A number of civil actions in which diplomatic immunity was involved have been brought to the attention of the Court. An early case in the Supreme Court of Pennsylvania, Dupont v. Pichon, 4 U.S. (4 Dall.) 321, 1 L. Ed. 851 (1805), involved one who had been the charge d'affaires of France. It appears that he had been superseded in that office by another. The sheriff sought to collect a judgment against the charge d'affaires for a debt which he had contracted but had not paid. In the meantime, he had been succeeded in office by another. Mr. Pichon had been anxiously making all necessary arrangements for his return to France with his family and his delay had been occasioned by the closing of his official business as charge d'affaires and arranging transportation. In view of Mr. Pichon's status at the time the debt was incurred, the judges discharged him absolutely from that process.

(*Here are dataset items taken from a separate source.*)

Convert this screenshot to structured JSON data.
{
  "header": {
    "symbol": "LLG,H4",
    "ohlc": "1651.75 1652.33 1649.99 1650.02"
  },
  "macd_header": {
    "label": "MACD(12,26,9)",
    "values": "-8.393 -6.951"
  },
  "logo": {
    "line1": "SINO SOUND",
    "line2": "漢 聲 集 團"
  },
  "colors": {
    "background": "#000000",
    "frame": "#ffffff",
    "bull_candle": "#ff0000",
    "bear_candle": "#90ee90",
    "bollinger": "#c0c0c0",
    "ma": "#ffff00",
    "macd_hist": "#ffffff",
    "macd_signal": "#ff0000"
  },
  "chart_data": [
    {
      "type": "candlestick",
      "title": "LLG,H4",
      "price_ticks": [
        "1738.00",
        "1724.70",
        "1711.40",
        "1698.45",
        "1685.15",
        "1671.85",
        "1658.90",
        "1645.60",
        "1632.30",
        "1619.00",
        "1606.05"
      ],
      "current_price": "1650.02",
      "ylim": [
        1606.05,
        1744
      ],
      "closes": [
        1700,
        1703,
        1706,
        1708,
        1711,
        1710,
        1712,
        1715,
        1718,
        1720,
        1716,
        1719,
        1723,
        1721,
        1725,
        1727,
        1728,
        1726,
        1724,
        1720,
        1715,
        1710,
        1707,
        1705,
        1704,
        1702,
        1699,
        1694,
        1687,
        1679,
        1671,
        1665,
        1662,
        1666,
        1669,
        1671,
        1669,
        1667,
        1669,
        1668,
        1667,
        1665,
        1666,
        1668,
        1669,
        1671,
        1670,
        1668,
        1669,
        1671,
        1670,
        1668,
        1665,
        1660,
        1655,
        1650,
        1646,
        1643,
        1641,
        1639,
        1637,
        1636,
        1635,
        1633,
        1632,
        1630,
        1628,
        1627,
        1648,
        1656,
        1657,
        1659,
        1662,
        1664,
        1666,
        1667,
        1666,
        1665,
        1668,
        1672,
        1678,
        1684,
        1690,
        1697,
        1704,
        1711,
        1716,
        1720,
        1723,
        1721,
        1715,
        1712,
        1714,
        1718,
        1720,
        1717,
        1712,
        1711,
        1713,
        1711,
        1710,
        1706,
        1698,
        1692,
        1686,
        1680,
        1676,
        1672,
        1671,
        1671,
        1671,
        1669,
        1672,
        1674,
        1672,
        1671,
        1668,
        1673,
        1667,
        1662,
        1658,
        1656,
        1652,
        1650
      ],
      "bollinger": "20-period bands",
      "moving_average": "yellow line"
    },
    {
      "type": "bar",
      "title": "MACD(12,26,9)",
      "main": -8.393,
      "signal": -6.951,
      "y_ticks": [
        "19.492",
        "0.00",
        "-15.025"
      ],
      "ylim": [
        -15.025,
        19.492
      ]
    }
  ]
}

In a recent English case, Empson v. Smith, 2 All E.R. 881 (1965), a Canadian attache who had diplomatic immunity while in England was sued by his landlady for the reason that he had not paid his rent after his transfer to another assignment. The lower court dismissed the action on the grounds of diplomatic immunity. The Court of Appeals held that the dismissal was improper and remanded the matter to the lower court for trial on the lease. The Court interpreted the Vienna Convention, of which Great Britain was a party, and held that the defendant's diplomatic immunity from legal process in England had ceased and that plaintiff was entitled to have her action tried. The Court, speaking through Lord Justice Diplock, held:
If the defendant had applied before the commencement of the Diplomatic Privileges Act 1964, to have the plaintiff's action dismissed there would have been no answer to his application, but he delayed until November, 1964. By that date his right to immunity from civil suit had been curtailed by that Act, which applies to the United Kingdom the provisions of the Vienna Convention on Diplomatic Relations, 1961, contained in Sch. 1 to the Act of 1964. By the combined effect of art. 31 and art. 37 of Sch. 1, as a member of the administrative and technical staff of the mission his immunity from the civil jurisdiction of the courts of the United Kingdom does not extend to acts performed outside the course of his duties. Whether he is entitled to immunity in any particular suit no longer depends solely on his status but also on the subject matter of the suit.
Id., 2 All. E.R. at 886.
In view of the foregoing and since it clearly appears that defendant is no longer clothed with diplomatic immunity and that he has failed to depart from the United States within a reasonable time after his cooperation with the police and since, although he presently has the status of permanent resident alien, that status affords him no immunity from prosecution, the motion to dismiss is denied.